Keliling,
Membaca Naskah Lontar Lombok
SOSOK
PAK NARI
Dia adalah bapak Amar
Nurminiyang biasa disapa akrab Pak Nari atau Pak Mini. Pak Nari berusia 70
tahun. ia adalah seorang pembaca naskah lontar. Naskah lontah adalah naskah
yang berisikan cerita dan dibaca dengan cara dilagukan (menembang). Naskah lontar
menggunakan bahasa Madya.
Pak Nari satu-satunya
pembaca naskah lontar yang sudah lanjut usia dan terkenal di Lombok. Pak Nari
membacakan naskah lontar ke berbagai acara seperti khitanan, ngurisang, dan
potong rambut pada bayi.
Awalnya Pak Nari menekuni
membaca naskah lontar pada tahun 1990 di ajang lomba. Ketika itu ada acara
lomba “memaos” (naskah lontar) yang diadakan di NTB. Ia meraih juara kedua
dengan mendapatkan penghargaan serta uang tunai.
Pada saat itu ayah dari
Pak Nari sangat bangga padanya. Ayahnya bernama H. Ahmad Gani yang seorang
seniman tradisi dan juga bermain gamelan yang biasa mengiri naskah lontar. Pak
Nari juga banyak belajar dari ayahnya, selain dari ayahnya ia juga berguru
kebeberapa teman kampungnya.
Pak Nari mengasah
keterampilannya dalam membaca naskah lontar secara otodidak, karena tidak mudah
membaca naskah lontar sebab menggunakan bahasa jawa Madya yang Pak Nari sendiri
kurang menguasainya. Ada beberapa koleksi naskah lontar yang dikumpulkan Pak
Nari diantaranya adalah Takepan Puspakerma, Rengganis, Doyan Neda, Tapel Adam,
Tanjung Muluk, Tanjung Bangse dan Anteboga, selain ini Pak Nari juga mempunya
naskah yang ditulis dengan tangannya sendiri yaitu Langit Gita, Babad Praya,
Indarjaya, Bangbari, Hikayat Ukur, dan Medang Sekar.
Perlombaan yang diikuti
Pak Nari tidak hanya sekali tetapi ia kembali mengikuti lomba di Museum Negri
NTB pada tahun 1992 dan untuk kali ini ia berhasil menjadi juara pertama. Ini membuat
Pak Nari terus termotivasi untuk membaca naskah lontar dan berharap di desa –desa
lain banyak yang mengikuti jejak dia terutama anak muda untuk melestarikan
budaya Indonesia.
Pekerjaan Pak Nari pada
saat ini hanya mengandalkan dengan membaca naskah kuno karena denga usia
lanjutnya tubuhnya tidak mampu lagi menompang pekerjaan yang terlalu menguras energy
seperti berja disawah. Selain mengikuti permintaan undangan untuk membacakan
naskah lontar pada acara-acara tertentu disamping itu Pak Nari ngamen ke
kampung-kampung sekuat kainya melangkah untuk membacakan naskah lontar.
Pada pekerjaanya Pak
Nari tidak memasang tariff tetapi banyak orang yang memberikan harga sebesar Rp.

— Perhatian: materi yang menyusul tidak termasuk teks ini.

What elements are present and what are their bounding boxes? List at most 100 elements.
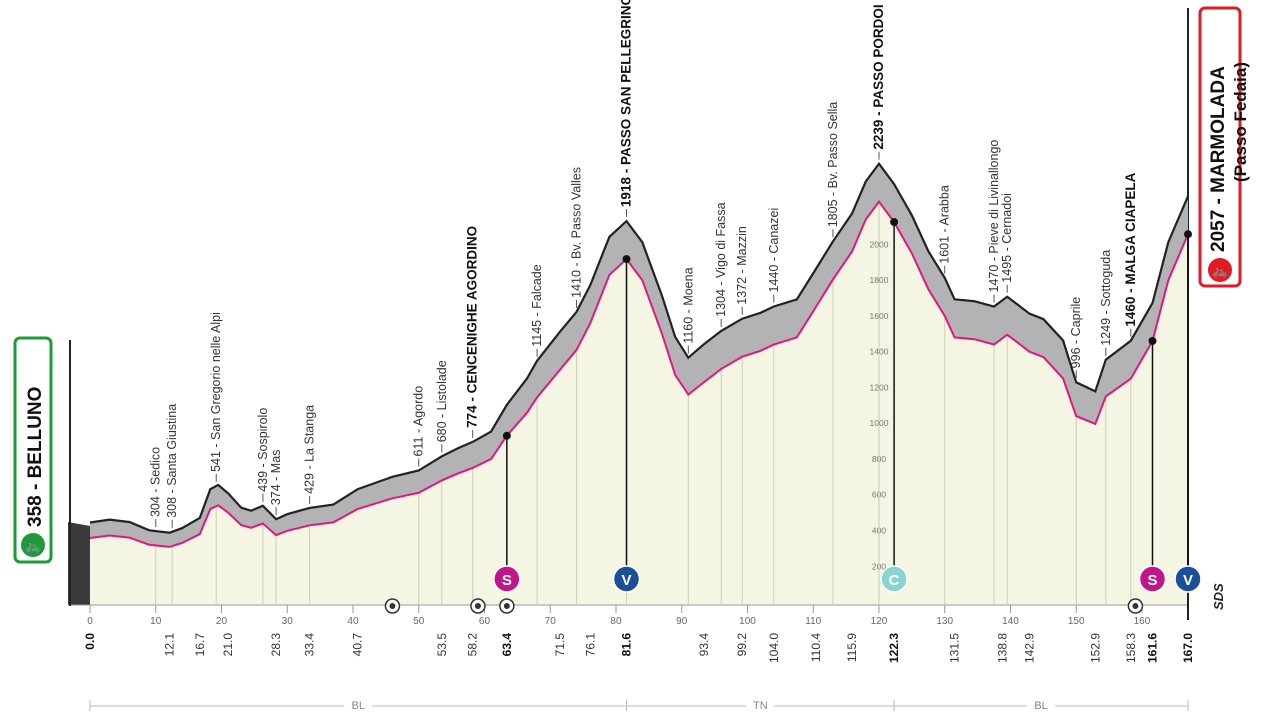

250.000- Rp. 500.000 itu semua tidak sepenuhnya untuk Pak Nari penghasilan itu
masih dibagi 2 dengan seorang penerjemah naskah.
Melihat dari sosok Pak
Nari kitadapat mengambil pelajaran sebagai generasi muda harus melihat contoh
bagaimana seseorang yang sudah lanjut usia tidak kenal lelah terus melestarikan
budaya agar tidak hilang begitu saja.